ぱっと見渡すとメモリスロットが見えないが、中央の金属カバーを外したところに、SO-DIMMのメモリスロットが1つある。このカバーがちょっと外しにくいので注意。作業は周りの基板に傷を付けることがないように慎重に行おう。
スロット側の突起の位置が合うように方向を合わせてスロットにメモリモジュールを斜めに挿し込み、そのまま軽く倒すように押し込むと、自動的に金属固定具でロックされる。
メモリを挿せたら、メモリスロットの金属カバーを戻し、底面カバーを取り付け直してネジで固定すれば、作業はひと通り完了だ。PCの電源を入れて、PCが正常に起動するかどうかをまず確認しよう。
増設した分だけメモリ容量が増えているのが確認できればひとまず完了
メモリの増設が終わってPCが起動したら、きちんとメモリが動作しているかどうかを確認しよう。チェックすべきはまずは容量。たとえば、もともと8GBだったPCに8GBのメモリを増設した場合は、16GBになっていればひとまずはOK。PC起動時の画面でメモリが16GB認識されているのを視認できればそれでよいが、確認できない場合(起動画面でメモリ容量が表示されないなど)、簡単なのは、Windows 11の「タスクマネージャー」を利用する方法だ。

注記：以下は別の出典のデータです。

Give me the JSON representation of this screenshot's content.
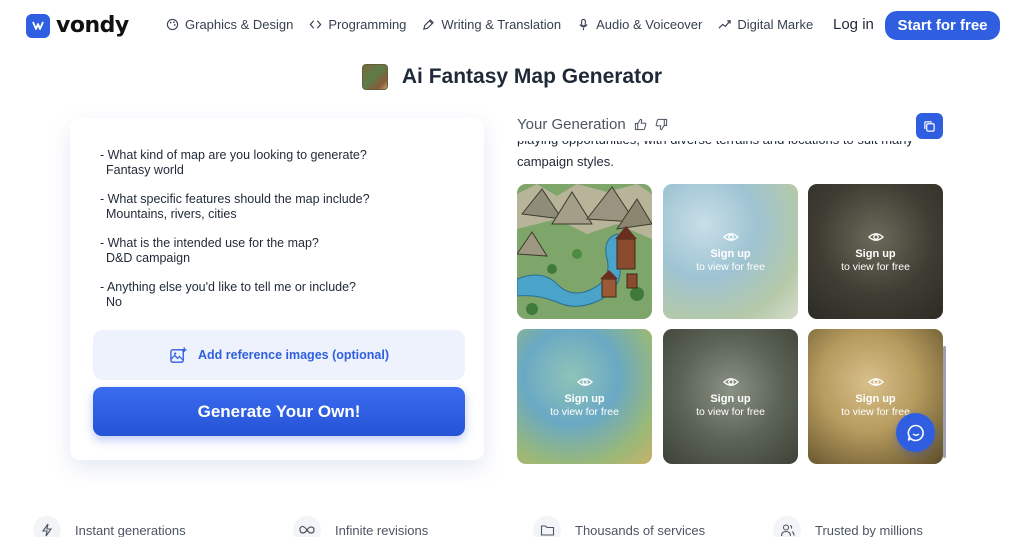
{
  "header": {
    "logo_text": "vondy",
    "nav": [
      {
        "label": "Graphics & Design",
        "icon": "palette-icon"
      },
      {
        "label": "Programming",
        "icon": "code-icon"
      },
      {
        "label": "Writing & Translation",
        "icon": "pen-icon"
      },
      {
        "label": "Audio & Voiceover",
        "icon": "microphone-icon"
      },
      {
        "label": "Digital Marke",
        "icon": "trend-icon"
      }
    ],
    "login": "Log in",
    "start": "Start for free"
  },
  "page": {
    "title": "Ai Fantasy Map Generator"
  },
  "form": {
    "qa": [
      {
        "q": "- What kind of map are you looking to generate?",
        "a": "Fantasy world"
      },
      {
        "q": "- What specific features should the map include?",
        "a": "Mountains, rivers, cities"
      },
      {
        "q": "- What is the intended use for the map?",
        "a": "D&D campaign"
      },
      {
        "q": "- Anything else you'd like to tell me or include?",
        "a": "No"
      }
    ],
    "reference_label": "Add reference images (optional)",
    "generate_label": "Generate Your Own!"
  },
  "generation": {
    "heading": "Your Generation",
    "description": "playing opportunities, with diverse terrains and locations to suit many campaign styles.",
    "tiles": [
      {
        "signup": "",
        "view": ""
      },
      {
        "signup": "Sign up",
        "view": "to view for free"
      },
      {
        "signup": "Sign up",
        "view": "to view for free"
      },
      {
        "signup": "Sign up",
        "view": "to view for free"
      },
      {
        "signup": "Sign up",
        "view": "to view for free"
      },
      {
        "signup": "Sign up",
        "view": "to view for free"
      }
    ]
  },
  "features": [
    {
      "label": "Instant generations",
      "icon": "lightning-icon"
    },
    {
      "label": "Infinite revisions",
      "icon": "infinity-icon"
    },
    {
      "label": "Thousands of services",
      "icon": "folders-icon"
    },
    {
      "label": "Trusted by millions",
      "icon": "users-icon"
    }
  ],
  "colors": {
    "accent": "#2f5fe0",
    "reference_bg": "#eef2fc"
  }
}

タスクマネージャーを起動し、「パフォーマンス」の「メモリ」の画面の右上に、PCの搭載メモリの総量が表示されている。ここが16GBになっていればメモリの増設ができたことになる。
もし、そもそもPCが起動しない、もしくは増設したはずのメモリ分の容量が増えていないという場合は、メモリの挿し方が甘い、メモリの端子部に汚れが付着していたりスロットにホコリが混入したりしている、といった“接触不良”が考えられる。一旦PCの電源を落として、スロットや端子部分を清掃し(端子を拭く、エアダスターで汚れを飛ばす、など)、改めてメモリを挿し直してみよう。メモリそのものの不良ということもなくはないが、新品を使っている場合はその可能性はそれほど高くない。状況が好転しないようであれば、メモリを購入した店舗やメーカーのサポートを利用できる場合は頼ってみるという手もある。なお、特に中古PCの場合は、特別なサポートの仕組みがない限りは、PC本体の購入店によるサポートは利用できないことが多い。
ただし、この確認方法だと、チェックできるのは“ひとまず正しく起動できたこと”と“Windowsが認識できた容量”まで。最終的にPCのパフォーマンスに影響を及ぼす、動作クロックや動作モード(詳しい人向けの言い方になるが、シングルチャネル動作かデュアルチャネル動作か)が正しい設定になっているかどうかの確認には、CPU-Zのようなツールが必要になる。
メモリの性能をフルに引き出すためには確認が必要なポイントではあるが、実は、容量が大幅に増えたことに比べると体感しにくい差でもある。この点については次回、メモリ増設の効果をベンチマークテストでチェックしながら、もう少し詳しく紹介する予定だ。